Overall, the Applied Data Analysis workshop had a steep and fast-paced learning curve, but a very enjoyable and incredibly useful one! I would recommend it to anyone who is familiar with Python, yet wants to gain a broader understanding of data analysis, and the life-cycle of data in research (collecting, tidying, modelling, visualising, and communicating data).

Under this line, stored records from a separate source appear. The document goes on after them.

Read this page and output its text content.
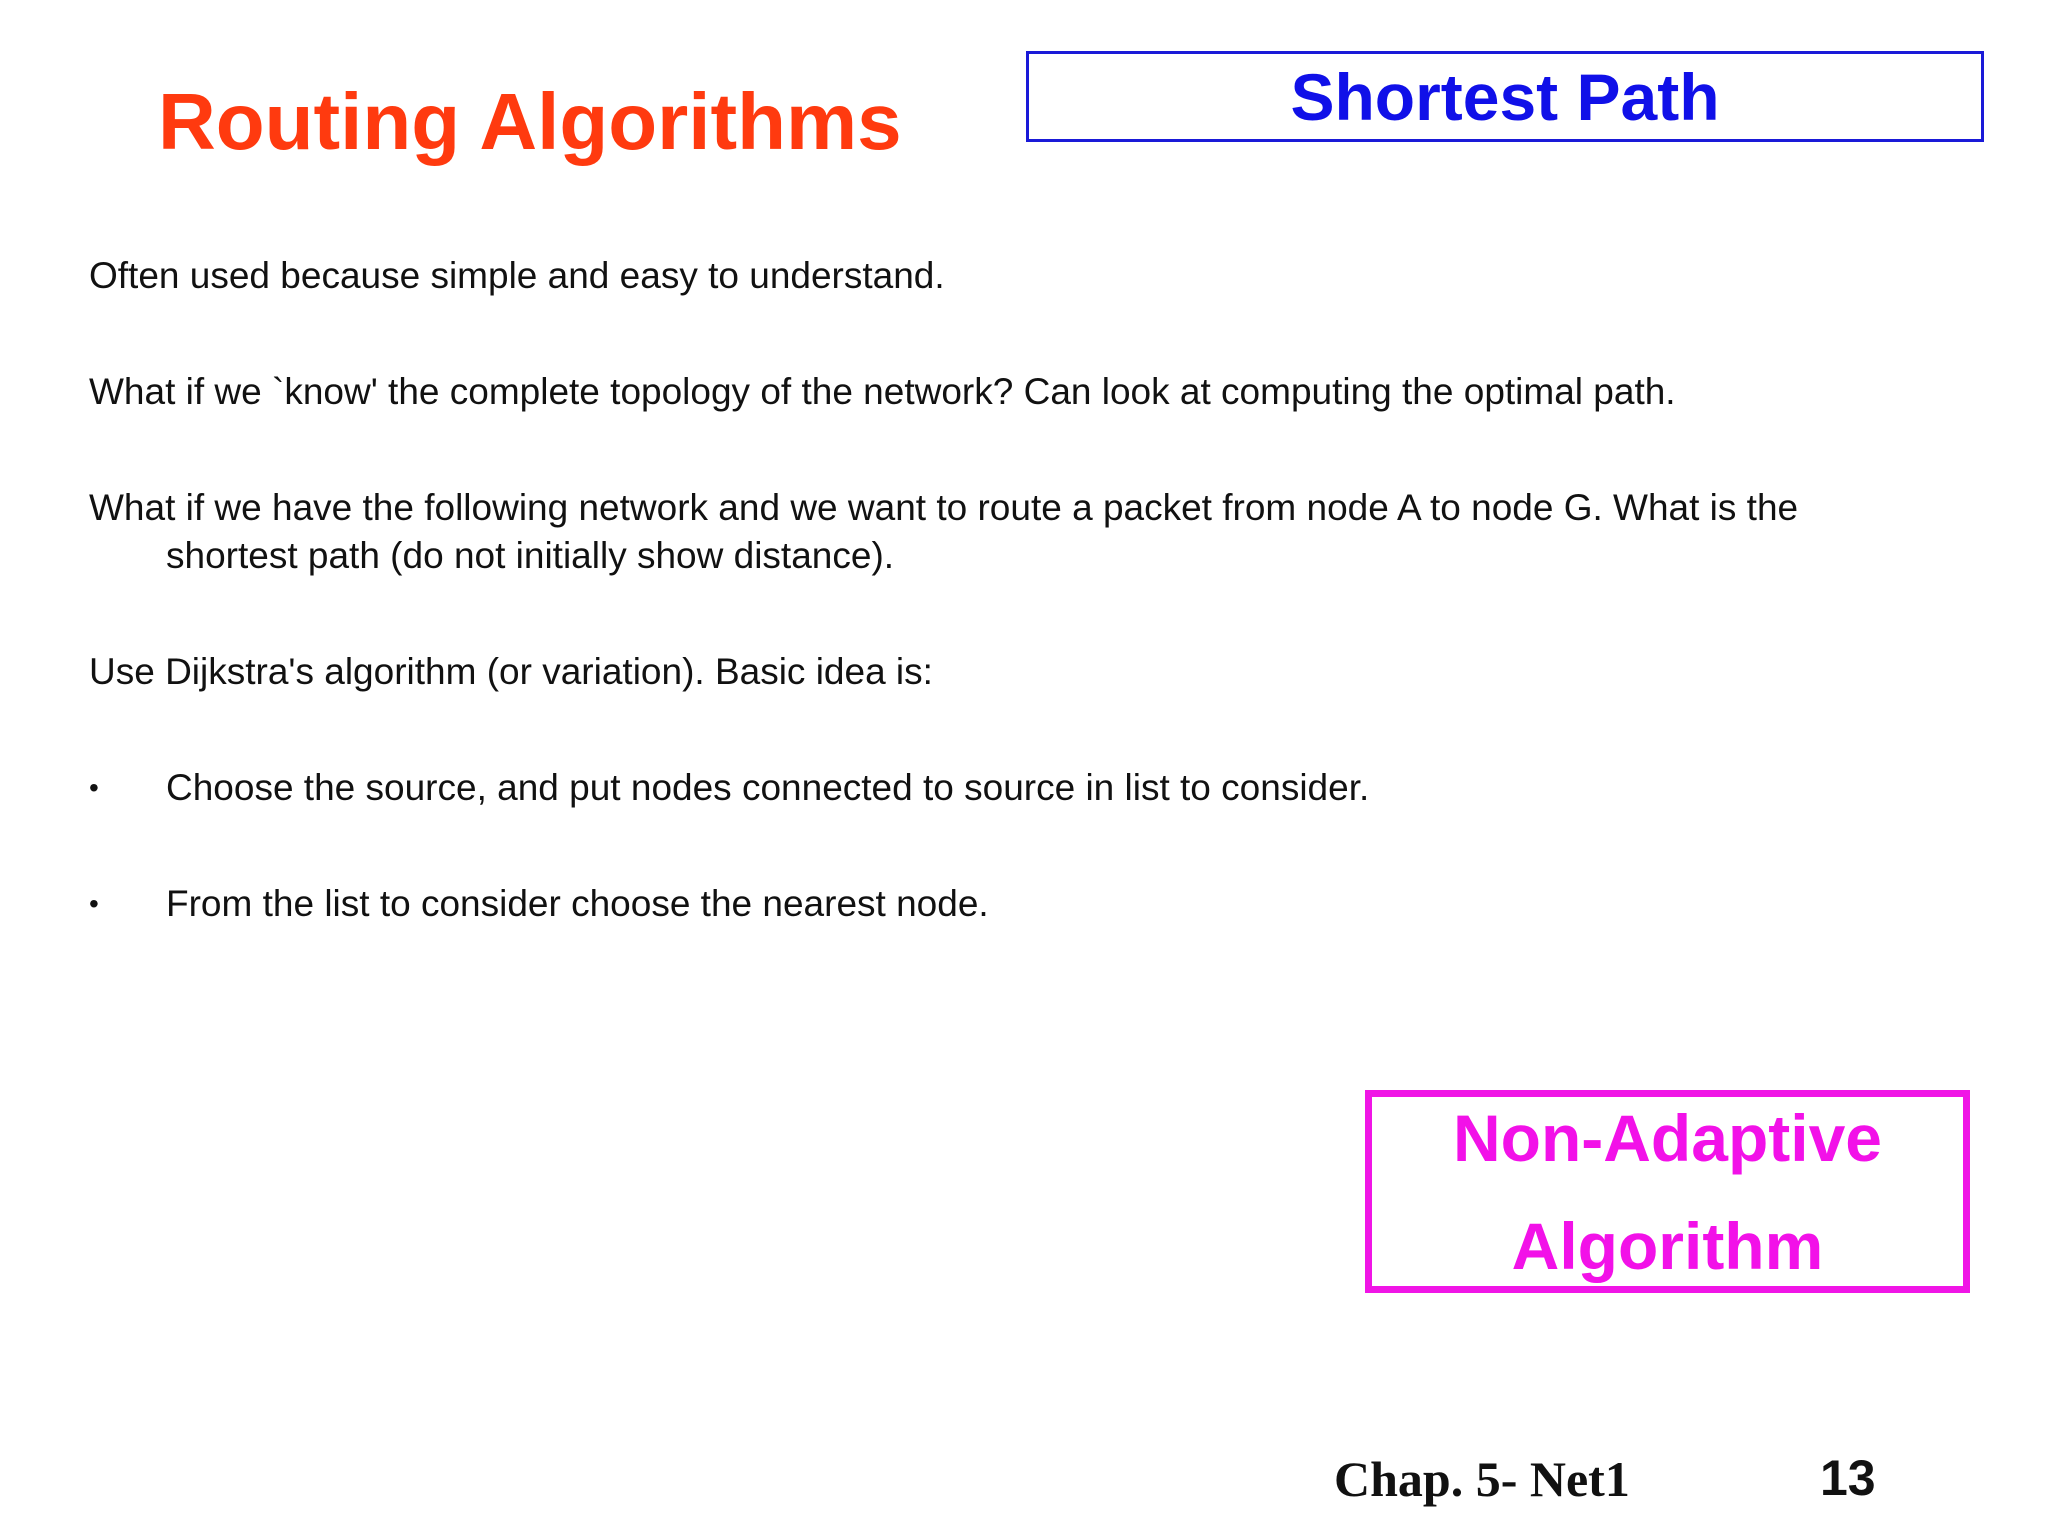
Routing Algorithms	Shortest Path

Often used because simple and easy to understand.

What if we `know' the complete topology of the network? Can look at computing the optimal path.

What if we have the following network and we want to route a packet from node A to node G. What is the
shortest path (do not initially show distance).

Use Dijkstra's algorithm (or variation). Basic idea is:

•	Choose the source, and put nodes connected to source in list to consider.
•	From the list to consider choose the nearest node.
Non-Adaptive
Algorithm
Chap. 5- Net1	13
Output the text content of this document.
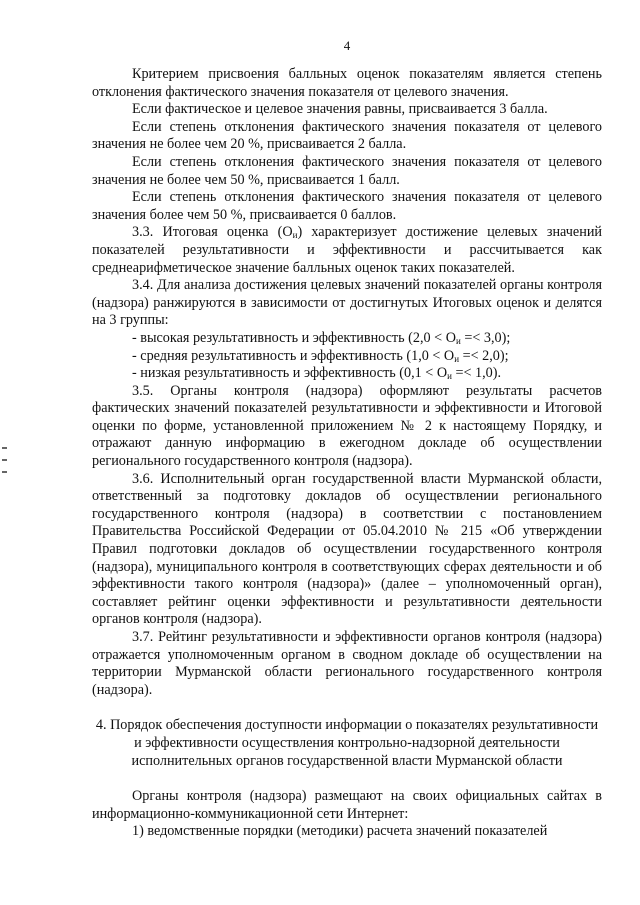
4

Критерием присвоения балльных оценок показателям является степень отклонения фактического значения показателя от целевого значения.

Если фактическое и целевое значения равны, присваивается 3 балла.

Если степень отклонения фактического значения показателя от целевого значения не более чем 20 %, присваивается 2 балла.

Если степень отклонения фактического значения показателя от целевого значения не более чем 50 %, присваивается 1 балл.

Если степень отклонения фактического значения показателя от целевого значения более чем 50 %, присваивается 0 баллов.

3.3. Итоговая оценка $(О_и)$ характеризует достижение целевых значений показателей результативности и эффективности и рассчитывается как среднеарифметическое значение балльных оценок таких показателей.

3.4. Для анализа достижения целевых значений показателей органы контроля (надзора) ранжируются в зависимости от достигнутых Итоговых оценок и делятся на 3 группы:

- высокая результативность и эффективность $(2,0 < О_и =< 3,0)$;

- средняя результативность и эффективность $(1,0 < О_и =< 2,0)$;

- низкая результативность и эффективность $(0,1 < О_и =< 1,0)$.

3.5. Органы контроля (надзора) оформляют результаты расчетов фактических значений показателей результативности и эффективности и Итоговой оценки по форме, установленной приложением № 2 к настоящему Порядку, и отражают данную информацию в ежегодном докладе об осуществлении регионального государственного контроля (надзора).

3.6. Исполнительный орган государственной власти Мурманской области, ответственный за подготовку докладов об осуществлении регионального государственного контроля (надзора) в соответствии с постановлением Правительства Российской Федерации от 05.04.2010 № 215 «Об утверждении Правил подготовки докладов об осуществлении государственного контроля (надзора), муниципального контроля в соответствующих сферах деятельности и об эффективности такого контроля (надзора)» (далее – уполномоченный орган), составляет рейтинг оценки эффективности и результативности деятельности органов контроля (надзора).

3.7. Рейтинг результативности и эффективности органов контроля (надзора) отражается уполномоченным органом в сводном докладе об осуществлении на территории Мурманской области регионального государственного контроля (надзора).

4. Порядок обеспечения доступности информации о показателях результативности и эффективности осуществления контрольно-надзорной деятельности исполнительных органов государственной власти Мурманской области

Органы контроля (надзора) размещают на своих официальных сайтах в информационно-коммуникационной сети Интернет:

1) ведомственные порядки (методики) расчета значений показателей
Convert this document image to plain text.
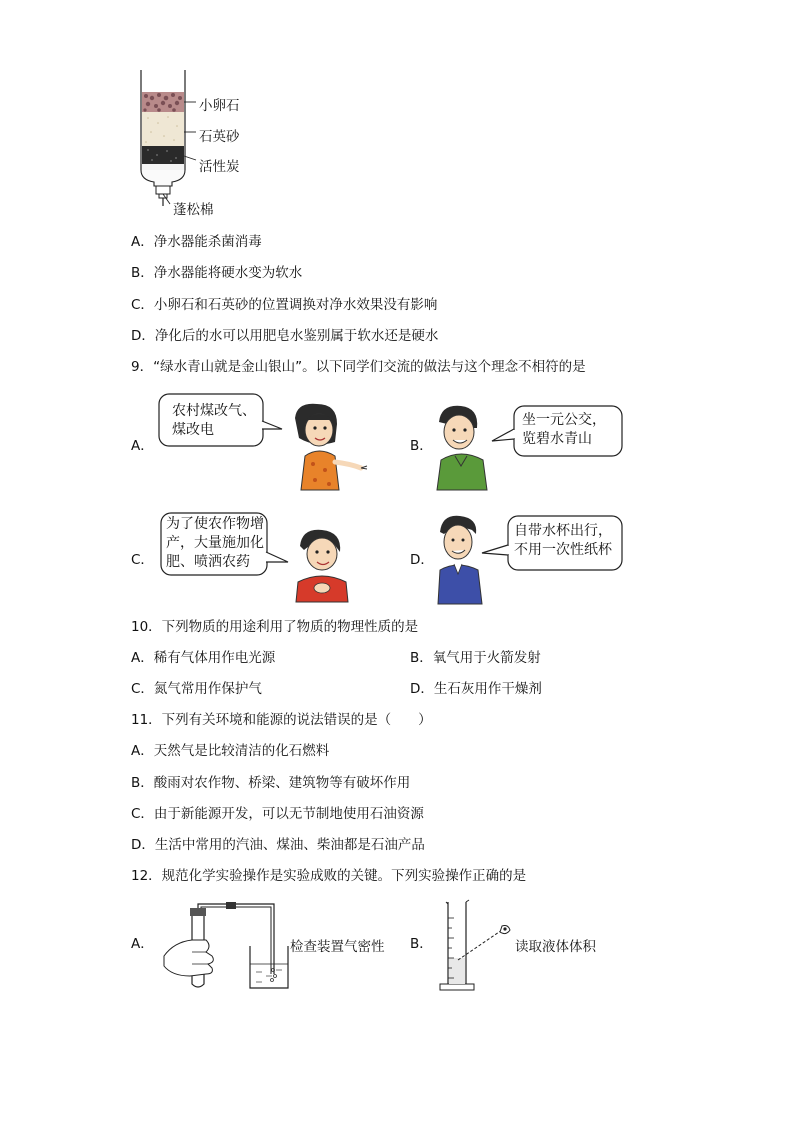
小卵石
石英砂
活性炭
蓬松棉
A．净水器能杀菌消毒
B．净水器能将硬水变为软水
C．小卵石和石英砂的位置调换对净水效果没有影响
D．净化后的水可以用肥皂水鉴别属于软水还是硬水
9．“绿水青山就是金山银山”。以下同学们交流的做法与这个理念不相符的是
A．
农村煤改气、
煤改电
B．
坐一元公交，
览碧水青山
C．
为了使农作物增
产，大量施加化
肥、喷洒农药	D．
自带水杯出行，
不用一次性纸杯
10．下列物质的用途利用了物质的物理性质的是
A．稀有气体用作电光源	B．氧气用于火箭发射
C．氮气常用作保护气	D．生石灰用作干燥剂
11．下列有关环境和能源的说法错误的是（　　）
A．天然气是比较清洁的化石燃料
B．酸雨对农作物、桥梁、建筑物等有破坏作用
C．由于新能源开发，可以无节制地使用石油资源
D．生活中常用的汽油、煤油、柴油都是石油产品
12．规范化学实验操作是实验成败的关键。下列实验操作正确的是
A．	检查装置气密性 B．	读取液体体积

Alongside the Python skill-based presentation-style and practical sessions in the Applied Data Analysis strand, we were able to attend lectures on the Text to Tech workshop during the afternoons. This was a great part of the structure and organisation of the Applied Data Analysis workshop, as it enabled us to hear from guest speakers and see how the Python skills we were learning could be (or have been) used in ‘real world’ DH projects. I particularly enjoyed Gard Janset’s presentation on how word-embeddings and machine learning techniques can be used to tackle grammatical prediction tasks: his team worked on training a model to predict the alternation in the use of the dative in English. It was inspiring to see how these algorithms can be applied to linguistic problems, and used to predict the presence or absence of a phenomenon based on training. The success of the model has made me wonder if a similar approach could be used in my own future research into Early Modern genre - something that I look forward to exploring further.
Another highlight of the Text to Tech lectures, was James McCracken's talk on the Oxford English Dictionary and its Application Programming Interface (API). James demonstrated how the additional 'metadata' and lexicographic information for words in the OED can be used to enrich lexical explorations. Although I am familiar with the OED API (it is how I collected data on Milton in my Masters project), there are so many new features which James demonstrated in his talk. One particularly impressive example demonstrated how the spelling variant data in the OED could be used to ‘translate’ an archaic poem into present day English. This has the potential to be another tool that could be useful in future research for standardisation tasks as an alternative or complementary tool to VARD.
Thank you to Barbara McGillivray, Gard Janset, Giovanni Colavizza and Matteo Romanello for organising this seamless crossover of the two strands and broadening the content of the course, meaning that we were able to get the benefit of two workshops on a single course!
Outside of the Applied Data Analysis course, I greatly enjoyed the two keynote lectures which bookended the week. Barbara McGillivray gave an inspiring keynote on blending the digital and computational with the humanities, which was a perfect start to the week with some of the key issues within DH currently outlined on, and a (possible?!) record for the mention of the issue of genre in under an hour! Similarly, Marieke van Erp's lecture proposing that Digital Humanities can be the 'sweet connection' between university departments, was a positive way of ending the week by looking ahead to the exciting future of DH.